May 27, 2009 (DVB), Government spending on healthcare in Burma ranks among the lowest in the world, eclipsed by the wealth of public money that lines the pockets of the army.
While the Southeast Asian pariah state has no external enemies, indeed it has not been at war with another country since 1956, 40 per cent of its budget goes on military financing. Alongside this, the meagre three per cent used to support almost 50 million people pales in comparison.
In 2000, the World Health Organisation ranked Burma's healthcare system second worst in the world, one notch above Sierra Leone, a country whose infrastructure has been obliterated by a decade of civil war.
Burma cannot use the same excuse. Wild financial mismanagement by the ruling junta, resistance to offers of aid from overseas, and a myopic focus on its own military might has caused a total breakdown in national healthcare. One of the largest groups of people in Burma paying the price for this are the internally displaced persons (IDPs).
Hospitals in Burma operate on a very rudimentary basis, lacking in vaccinations and other drugs, and riddled with corruption. In this context, IDPs are forced to rely solely on emergency health care.
Into this void have stepped voluntary medics, who travel into Burma's remote areas where the concentration of IDPs is often high. In Burma's eastern states alone there are over half a million IDPs who have fled either to escape the conflict between the Burmese army and armed ethnic rebel groups, or to avoid forced relocation by the army.
One such group is the Back Pack Health Worker Team (BPHWT), operating out of the Thai-Burma border town of Mae Sot. A BPHWT report published in 2006 found that child victims of forced relocation are 2.4 times more likely to die and around three times more likely to suffer from malnutrition than children allowed to stay in their own homes. Ironically, after fleeing, the use of contraception falls drastically as well. IDP's are also nearly five times more likely to get injured by landmines, given the frequency with which they move from one location to another.
In this context, the 'free agents' of Burma's underground healthcare system are invaluable. Another multi-ethnic volunteer organisation, the Free Burma Rangers (FBR), has conducted over 350 humanitarian missions of one to two months into the most conflict-heavy areas in Burma. They provide emergency shelter, food and clothing, along with medical care, and continue to document human rights violations inside Burma. Per mission, up to two thousand patients are treated.
Reversing a slide
In 1997, 500,000 people were found displaced in Karen state. Many schools and clinics had also been forcibly relocated. Compared to 1997, however, there are now 10 more clinics in Karen state, operated by FBR along with some partner organizations.
"Figures should be going the other way," said Thauwa A Ta from FBR.
"In 2004 and 2006, the Burmese army conducted more offensives. Since the 2006 attack, however, there are again 10 more clinics and there are also more schools."
Landmines, forced labor and the constant threat of Burmese army's attack are only a small part of the health risks that IDPs face.

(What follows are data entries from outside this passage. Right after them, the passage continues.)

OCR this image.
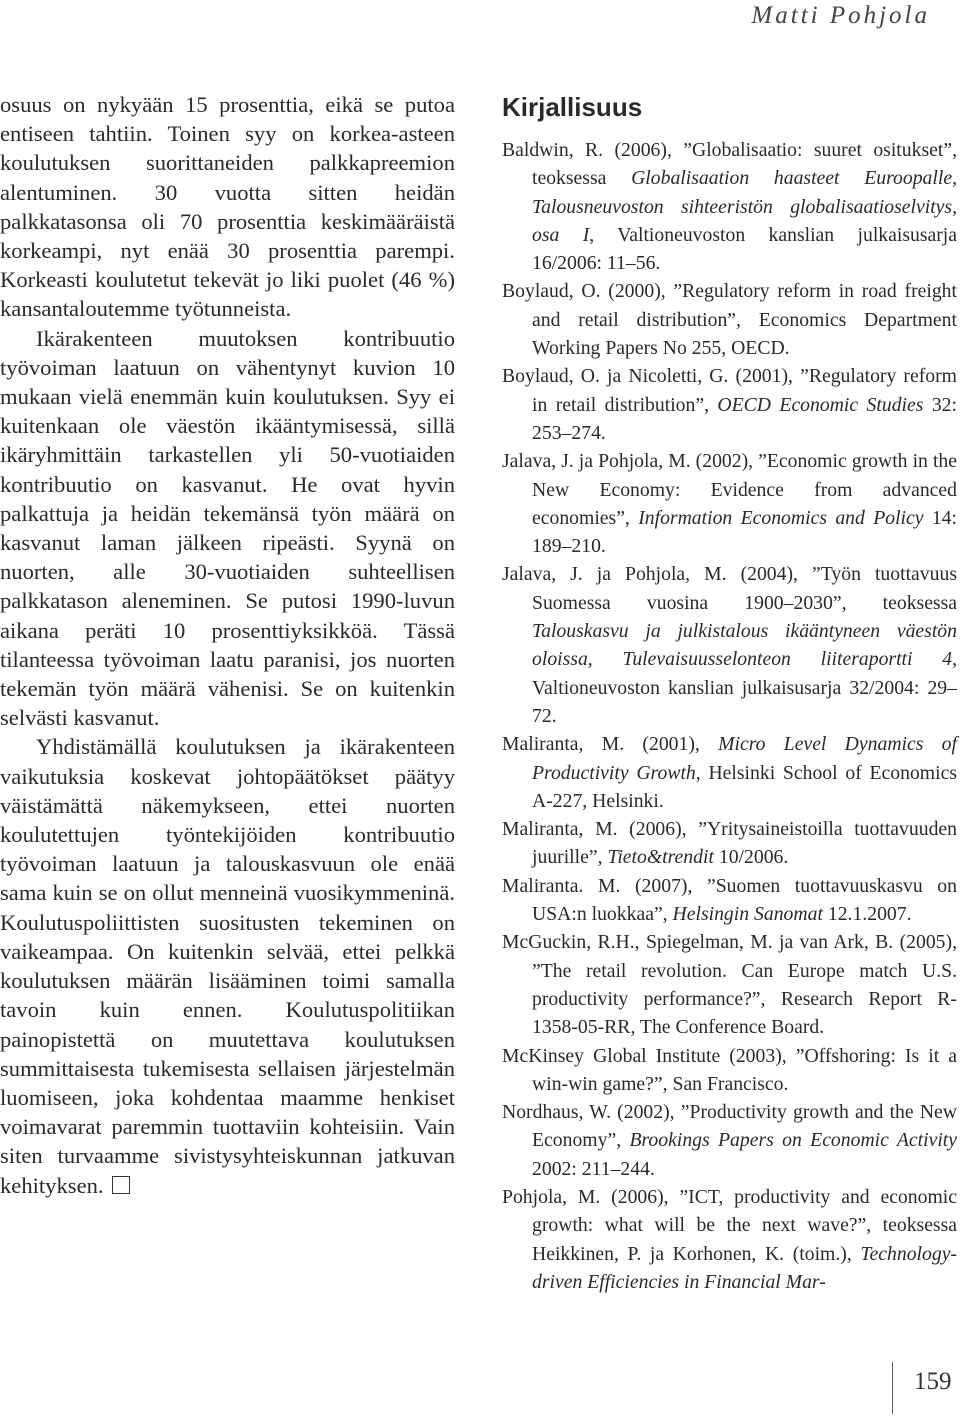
Matti Pohjola

osuus on nykyään 15 prosenttia, eikä se putoa entiseen tahtiin. Toinen syy on korkea-asteen koulutuksen suorittaneiden palkkapreemion alentuminen. 30 vuotta sitten heidän palkkatasonsa oli 70 prosenttia keskimääräistä korkeampi, nyt enää 30 prosenttia parempi. Korkeasti koulutetut tekevät jo liki puolet (46 %) kansantaloutemme työtunneista.

Ikärakenteen muutoksen kontribuutio työvoiman laatuun on vähentynyt kuvion 10 mukaan vielä enemmän kuin koulutuksen. Syy ei kuitenkaan ole väestön ikääntymisessä, sillä ikäryhmittäin tarkastellen yli 50-vuotiaiden kontribuutio on kasvanut. He ovat hyvin palkattuja ja heidän tekemänsä työn määrä on kasvanut laman jälkeen ripeästi. Syynä on nuorten, alle 30-vuotiaiden suhteellisen palkkatason aleneminen. Se putosi 1990-luvun aikana peräti 10 prosenttiyksikköä. Tässä tilanteessa työvoiman laatu paranisi, jos nuorten tekemän työn määrä vähenisi. Se on kuitenkin selvästi kasvanut.

Yhdistämällä koulutuksen ja ikärakenteen vaikutuksia koskevat johtopäätökset päätyy väistämättä näkemykseen, ettei nuorten koulutettujen työntekijöiden kontribuutio työvoiman laatuun ja talouskasvuun ole enää sama kuin se on ollut menneinä vuosikymmeninä. Koulutuspoliittisten suositusten tekeminen on vaikeampaa. On kuitenkin selvää, ettei pelkkä koulutuksen määrän lisääminen toimi samalla tavoin kuin ennen. Koulutuspolitiikan painopistettä on muutettava koulutuksen summittaisesta tukemisesta sellaisen järjestelmän luomiseen, joka kohdentaa maamme henkiset voimavarat paremmin tuottaviin kohteisiin. Vain siten turvaamme sivistysyhteiskunnan jatkuvan kehityksen.

Kirjallisuus
Baldwin, R. (2006), ”Globalisaatio: suuret ositukset”, teoksessa Globalisaation haasteet Euroopalle, Talousneuvoston sihteeristön globalisaatioselvitys, osa I, Valtioneuvoston kanslian julkaisusarja 16/2006: 11–56.
Boylaud, O. (2000), ”Regulatory reform in road freight and retail distribution”, Economics Department Working Papers No 255, OECD.
Boylaud, O. ja Nicoletti, G. (2001), ”Regulatory reform in retail distribution”, OECD Economic Studies 32: 253–274.
Jalava, J. ja Pohjola, M. (2002), ”Economic growth in the New Economy: Evidence from advanced economies”, Information Economics and Policy 14: 189–210.
Jalava, J. ja Pohjola, M. (2004), ”Työn tuottavuus Suomessa vuosina 1900–2030”, teoksessa Talouskasvu ja julkistalous ikääntyneen väestön oloissa, Tulevaisuusselonteon liiteraportti 4, Valtioneuvoston kanslian julkaisusarja 32/2004: 29–72.
Maliranta, M. (2001), Micro Level Dynamics of Productivity Growth, Helsinki School of Economics A-227, Helsinki.
Maliranta, M. (2006), ”Yritysaineistoilla tuottavuuden juurille”, Tieto&trendit 10/2006.
Maliranta. M. (2007), ”Suomen tuottavuuskasvu on USA:n luokkaa”, Helsingin Sanomat 12.1.2007.
McGuckin, R.H., Spiegelman, M. ja van Ark, B. (2005), ”The retail revolution. Can Europe match U.S. productivity performance?”, Research Report R-1358-05-RR, The Conference Board.
McKinsey Global Institute (2003), ”Offshoring: Is it a win-win game?”, San Francisco.
Nordhaus, W. (2002), ”Productivity growth and the New Economy”, Brookings Papers on Economic Activity 2002: 211–244.
Pohjola, M. (2006), ”ICT, productivity and economic growth: what will be the next wave?”, teoksessa Heikkinen, P. ja Korhonen, K. (toim.), Technology-driven Efficiencies in Financial Mar-
159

Many preventable or curable diseases, such as diarrhea or vitamin deficiencies, can be fatal to IDP's. Cholera, malaria and haemorrhagic dengue fever are endemic in Burma.
Ethnic Back Pack Teams work closely with local community leaders in areas where no healthcare is available. Training for Back Pack Medics is rigorous, with at least one year's experience in the field compulsory.
"Basically, everyone must finish at least six months basic medical training, and every six months we do an upgrade short course or a workshop," director Mahn Mahn explained.
The work these grassroots organisations do is highly dangerous. According to the first Geneva Convention, health workers should be offered protection. This, however, does not apply in Burma.
In the first eight years of the BPHWT program, seven backpack medics and one traditional birth attendant were killed, either from landmines or at the hands of the Burmese army. The Free Burma Rangers have also lost team leaders to disease and attacks.
An FBR member known only as Monkey acknowledged the tense environments they work in.
"Once the army was 10 minutes from where we conducted our mission. We were hiding in a small forest," he said.
"The villagers told us not to worry, they would protect us. I looked at the villagers; they were very calm so I wasn't scared anymore."
Currently, there are 49 FBR teams and 70 Back Pack Teams operating in eastern Burma. The relief these organizations bring, however, is still inadequate compared to the extent of medical assistance needed.
"All FBR help to internally displaced people inside Burma is maybe 10 per cent of what is needed," Thauwa A Ta admits.
"The army will eventually win. In 20 years there might not even be people in these areas anymore."